Fall in love Testo Valentina Colleoni - Fotografie Paolo Stroppa
Due piccoli amori e un grande cuore. Così potremmo dipingere il legame che lega Francesca Cazzaniga alle sue adorate cagnoline Gaia e Sharon. Un rapporto speciale ed indissolubile, come ci ha spiegato Francesca in questo “tu per tu”. Come si chiamano queste piccole cucciole ed a quale razza appartengono? “La più piccina è Gaia, un volpino di Pomerania entrata nella nostra famiglia 13 anni fa. La più black invece è Sharon, allegra schnauzer di cinque anni”. Perché avete scelto questi nomi? “Gaia per una questione di pedigree: era necessario un nome con iniziale G e, cercando tra nomi corti e simpatici, ci sembrò il più appropriato. Sharon invece è stato il risultato di una tavola rotonda familiare”. Come sono arrivati nella vostra casa? “Quando decidemmo di adottare Gaia vivevamo in appartamento, quindi era necessario un cane di taglia molto piccola, diversamente da quelli che avevamo sempre avuto. Pertanto la scelta ricadde su un volpino e, dopo tre mesi di attesa, arrivò lei: un piccolo batuffolino arancio. Sharon invece venne scelta tra tanti altri suoi fratellini in un allevamento: fu amore a prima vista”. Ricordi l’emozione della prima volta che le hai viste? “Assolutamente sì. Quando andammo a prendere Gaia era inverno, faceva molto freddo e la signora dell’allevamento me la mise nel cappotto. Da quel momento si affezionò a me in modo incredibile. Ed è così ancora oggi. Per Sharon invece ricordo che quel giorno aveva nevicato e appena arrivò a casa iniziò a giocare in giardino, mentre Gaia gelosa le insegnava. Un ricordo indelebile…” . Come trascorrono la loro giornata? “Gaia un tempo era più giocherellona, anche se al camminare ha sempre preferito il calduccio di casa o giocare con la sua pallina. Oggi invece, un po’ per l’età, un po’ per i problemi alle zampine, per la maggior parte del tempo sta tranquilla nella sua cuccia. Sharon al contrario è molto attiva e dinamica ed è sempre al nostro fianco. Hanno proprio due caratteri diversi (sorride)”. Chi delle sue è più affettuosa? “Sharon, senza dubbio”. E la più golosa? “Gaia. Adora il cibo! Mangia tutto il giorno e seppur fa fatica ad alzarsi… per il cibo trova sempre le forze!”.
Il loro cibo preferito? “Per Gaia il pollo, mentre per Sharon il suo biscottino quotidiano che attende in modo trepidante prima che tutta la famiglia si sieda a tavola per cena.
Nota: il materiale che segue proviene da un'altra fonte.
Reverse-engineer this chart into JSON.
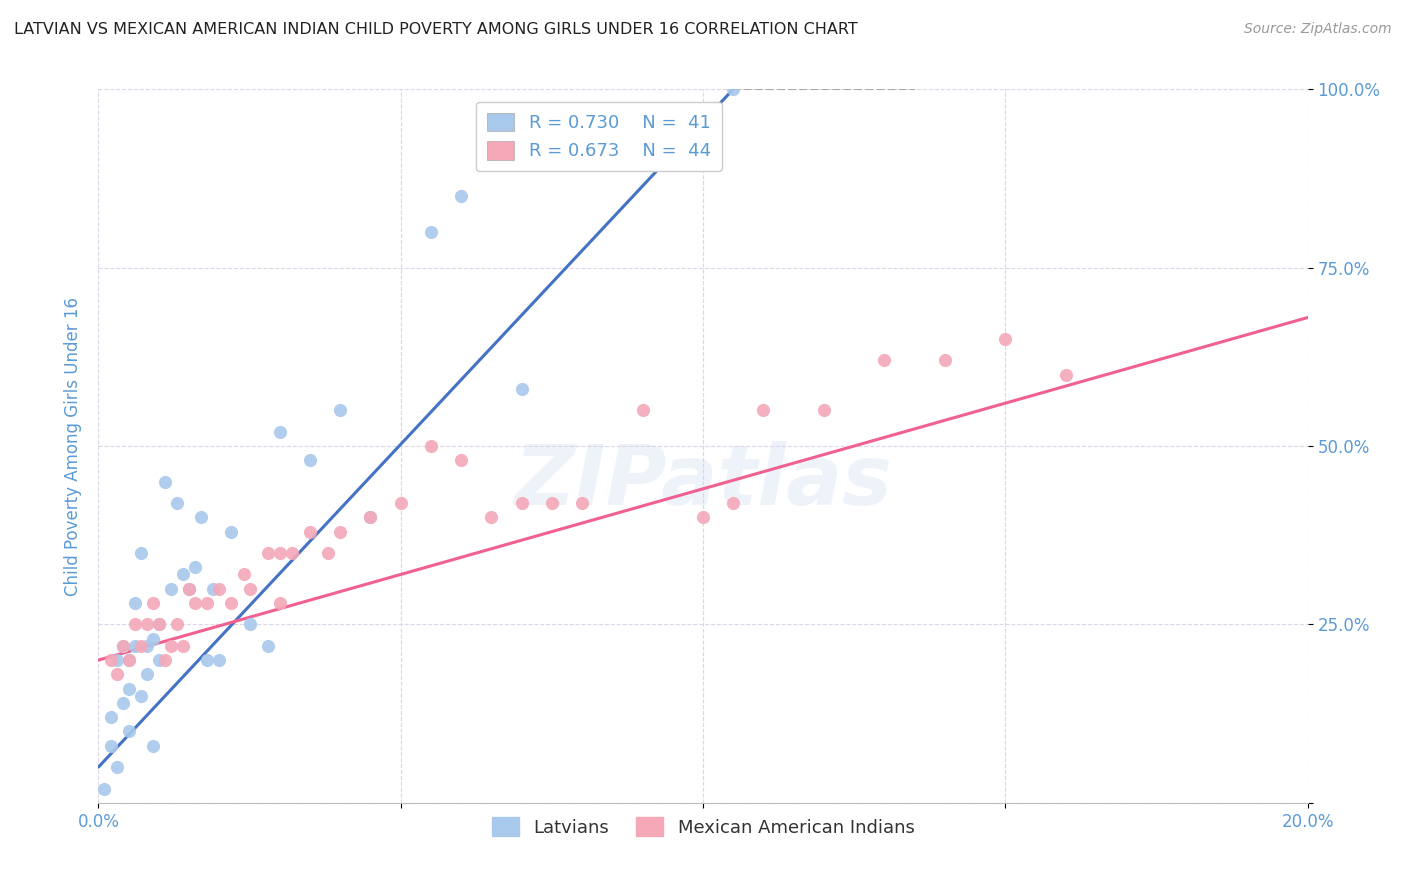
{
  "title": "LATVIAN VS MEXICAN AMERICAN INDIAN CHILD POVERTY AMONG GIRLS UNDER 16 CORRELATION CHART",
  "source": "Source: ZipAtlas.com",
  "ylabel": "Child Poverty Among Girls Under 16",
  "x_min": 0.0,
  "x_max": 20.0,
  "y_min": 0.0,
  "y_max": 100.0,
  "blue_color": "#A8C8EC",
  "pink_color": "#F4A8B8",
  "blue_line_color": "#4472C4",
  "pink_line_color": "#F06090",
  "dashed_color": "#AAAAAA",
  "R_blue": 0.73,
  "N_blue": 41,
  "R_pink": 0.673,
  "N_pink": 44,
  "watermark": "ZIPatlas",
  "legend_labels": [
    "Latvians",
    "Mexican American Indians"
  ],
  "blue_scatter_x": [
    0.1,
    0.2,
    0.2,
    0.3,
    0.3,
    0.4,
    0.4,
    0.5,
    0.5,
    0.5,
    0.6,
    0.6,
    0.7,
    0.7,
    0.8,
    0.8,
    0.9,
    0.9,
    1.0,
    1.0,
    1.1,
    1.2,
    1.3,
    1.4,
    1.5,
    1.6,
    1.7,
    1.8,
    1.9,
    2.0,
    2.2,
    2.5,
    2.8,
    3.0,
    3.5,
    4.0,
    4.5,
    5.5,
    6.0,
    7.0,
    10.5
  ],
  "blue_scatter_y": [
    2,
    8,
    12,
    5,
    20,
    14,
    22,
    10,
    16,
    20,
    22,
    28,
    15,
    35,
    18,
    22,
    8,
    23,
    20,
    25,
    45,
    30,
    42,
    32,
    30,
    33,
    40,
    20,
    30,
    20,
    38,
    25,
    22,
    52,
    48,
    55,
    40,
    80,
    85,
    58,
    100
  ],
  "pink_scatter_x": [
    0.2,
    0.3,
    0.4,
    0.5,
    0.6,
    0.7,
    0.8,
    0.9,
    1.0,
    1.1,
    1.2,
    1.3,
    1.4,
    1.5,
    1.6,
    1.8,
    2.0,
    2.2,
    2.4,
    2.5,
    2.8,
    3.0,
    3.0,
    3.2,
    3.5,
    3.8,
    4.0,
    4.5,
    5.0,
    5.5,
    6.0,
    6.5,
    7.0,
    7.5,
    8.0,
    9.0,
    10.0,
    10.5,
    11.0,
    12.0,
    13.0,
    14.0,
    15.0,
    16.0
  ],
  "pink_scatter_y": [
    20,
    18,
    22,
    20,
    25,
    22,
    25,
    28,
    25,
    20,
    22,
    25,
    22,
    30,
    28,
    28,
    30,
    28,
    32,
    30,
    35,
    28,
    35,
    35,
    38,
    35,
    38,
    40,
    42,
    50,
    48,
    40,
    42,
    42,
    42,
    55,
    40,
    42,
    55,
    55,
    62,
    62,
    65,
    60
  ],
  "blue_line_x0": 0.0,
  "blue_line_y0": 5.0,
  "blue_line_x1": 10.5,
  "blue_line_y1": 100.0,
  "blue_dash_x1": 13.5,
  "blue_dash_y1": 100.0,
  "pink_line_x0": 0.0,
  "pink_line_y0": 20.0,
  "pink_line_x1": 20.0,
  "pink_line_y1": 68.0,
  "background_color": "#FFFFFF",
  "grid_color": "#DDD5E8",
  "title_color": "#222222",
  "axis_label_color": "#5B9BD5",
  "tick_label_color": "#5B9BD5",
  "source_color": "#999999"
}
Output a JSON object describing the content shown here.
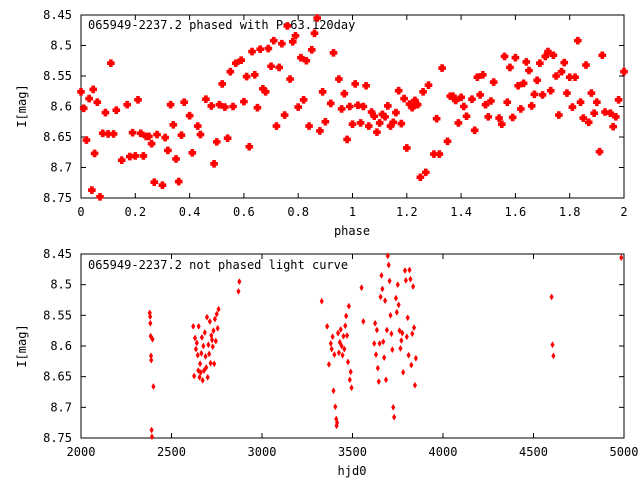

E’ una sorta di sua abitudine fissa”. Quando qualcuno ti si avvicina sono gelose? “Gaia moltissimo. Quando era più giovane, anche se solo mio papà mi porgeva una carezza lei abbaiava senza sosta. Anche Sharon è gelosa ma sicuramente meno”. Il loro rapporto con i gatti? “Non rilevato! Non avendone in casa, non hanno mai avuto scontri particolari con dei felini”.
Mentre con gli altri cani? “Gaia è sempre stata molto restia, così come verso Sharon, la quale al contrario è sempre molto curiosa di fare nuove conoscenze”. Quando viaggiate a chi li affidate? “Li abbiamo sempre portati con noi. In quest’ultimo periodo, vista l’età di Gaia, spesso sta a casa e in qual caso l’affidiamo alla nonna o facciamo a turno di modo che non resti mai sola”. Cosa rappresentano per te? “La mia passione più grande. Sono sempre felici e affettuosi, non chiedono mai niente in cambio e ti danno solo affetto. Sono amore puro. Un vero sogno”.